Publicado en Julio 3 de 2014 en ElTiempo.com

No hay peor idea en materia de seguridad ciudadana que la llamada ley seca que, tras la iniciativa del alcalde de Bogotá, han emulado algunos otros alcaldes de ciudades capitales.

En primer lugar, porque lejos de incrementar la seguridad y reducir la violencia, puede incluso aumentarla. La prohibición temporal-a la venta de alcohol y el consumo de licor en establecimientos públicos y comerciales- es fácil de evadir: simplemente el licor se compra antes de que rija la medida. Uno compra más en la víspera, para amarrársela.

De hecho, como el licor es más barato en estancos, tiendas y supermercados, termina incentivando su consumo durante los partidos, no reduciéndolo. Y lo que es peor saca a los consumidores de entornos supervisados, como restaurantes, bares y tabernas, hacia espacios públicos -parques y plazas- y lo lleva al interior de los hogares, donde los comportamientos violentos y agresivos son potencialmente más dañinos: existe evidencia a nivel mundial de que los grandes eventos deportivos sí generan violencia intrafamiliar, pero cuando hay consumo de alcohol en la casa. Por el contrario, no existe evidencia de que estos eventos generen más violencia, sino que la reducen, al requerir operativos policiales de prevención y control del comportamiento en lugares públicos.

La prohibición desvía escasos recursos policiales y judiciales de la vigilancia, la prevención del crimen y la simple presencia policial en entornos de riesgo, hacia el control de una norma imposible de hacer cumplir.

También expone a las fuerzas de policía a la corrupción: la prohibición genera rentas en la oferta clandestina de alcohol, de las cuales muchos buscarán apropiarse incluso a través de la violencia. Qué paradójico es que mientras se ha creado un consenso sobre la necesidad de legalizar el consumo, la producción personal y la distribución a menor escala de otras drogas hoy ilegales, se prohíba la venta de alcohol generando precisamente esas rentas que llaman a la corrupción y a la violencia.
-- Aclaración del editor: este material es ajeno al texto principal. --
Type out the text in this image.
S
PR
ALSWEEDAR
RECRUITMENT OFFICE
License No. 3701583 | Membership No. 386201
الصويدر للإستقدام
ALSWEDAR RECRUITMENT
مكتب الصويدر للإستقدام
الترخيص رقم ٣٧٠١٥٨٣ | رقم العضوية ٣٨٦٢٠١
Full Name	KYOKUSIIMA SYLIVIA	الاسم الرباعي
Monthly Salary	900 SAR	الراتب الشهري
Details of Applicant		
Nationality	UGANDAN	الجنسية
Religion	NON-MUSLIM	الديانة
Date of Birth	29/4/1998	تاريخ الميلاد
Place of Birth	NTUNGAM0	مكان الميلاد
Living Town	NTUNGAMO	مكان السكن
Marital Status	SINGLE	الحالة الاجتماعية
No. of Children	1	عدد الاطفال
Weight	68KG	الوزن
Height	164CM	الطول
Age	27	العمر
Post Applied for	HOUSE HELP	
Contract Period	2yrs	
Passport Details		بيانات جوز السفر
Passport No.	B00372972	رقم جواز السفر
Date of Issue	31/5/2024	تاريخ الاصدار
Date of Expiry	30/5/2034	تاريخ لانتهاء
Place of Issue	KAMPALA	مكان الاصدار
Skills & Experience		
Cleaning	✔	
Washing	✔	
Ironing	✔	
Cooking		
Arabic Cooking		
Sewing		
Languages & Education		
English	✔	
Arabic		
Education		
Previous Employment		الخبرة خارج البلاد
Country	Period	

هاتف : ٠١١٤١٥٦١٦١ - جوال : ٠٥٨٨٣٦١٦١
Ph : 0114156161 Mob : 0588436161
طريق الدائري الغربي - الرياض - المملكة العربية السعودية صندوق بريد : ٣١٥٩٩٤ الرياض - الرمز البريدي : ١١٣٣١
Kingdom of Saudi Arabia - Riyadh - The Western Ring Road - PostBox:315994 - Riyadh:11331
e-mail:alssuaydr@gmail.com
El crimen organizado -que controla la venta de alcohol adulterado y de contrabando- debe contemplar con fruición el buen negocio que le generan nuestros alcaldes.

Lo peor es que no se sabe si la prohibición del alcohol funciona. Las confusas cifras entregadas por el gobierno de Bogotá van en contravía de las de la policía y de la evidencia. Con las pocas cifras disponibles se constata que ciudades tradicionalmente violentas y en las que las riñas son comunes durante celebraciones, como Medellín y Barranquilla, muestran comportamientos cívicos ejemplares y reducciones sustanciales de la violencia y sin prohibición, durante los partidos de nuestra Selección. Por el contrario, las ciudades con prohibición mostraron niveles de violencia estables, como Bogotá.

Ahora bien, hasta que no tengamos información completa, oportuna, pública y transparente sobre las muertes violentas en Colombia-incluyendo la resolución judicial de esta violencia cotidiana-, no sabremos de verdad si hubo más violencia o menos, y si esta se debe al fútbol o a otros factores.

Una política de seguridad que busque reducir la violencia debe comenzar por atacar estas rentas ilegales, no por crearlas; debe incentivar el consumo en lugares mejor regulados y no en el hogar y el espacio público; debe acercar la policía a los consumidores y subir sustancialmente el impuesto al consumo de alcohol con base en la graduación de los licores.

Si nuestros gobernantes escogen lo que no funciona, no es por impotencia o nuestra incultura: es por un coctel en partes iguales de improvisación, puritanismo, ignorancia y pereza en la gestión. Educar, diseñar políticas previsivamente y gestionar la seguridad es costoso, difícil y poco agradecido. Pero eso es el buen gobierno.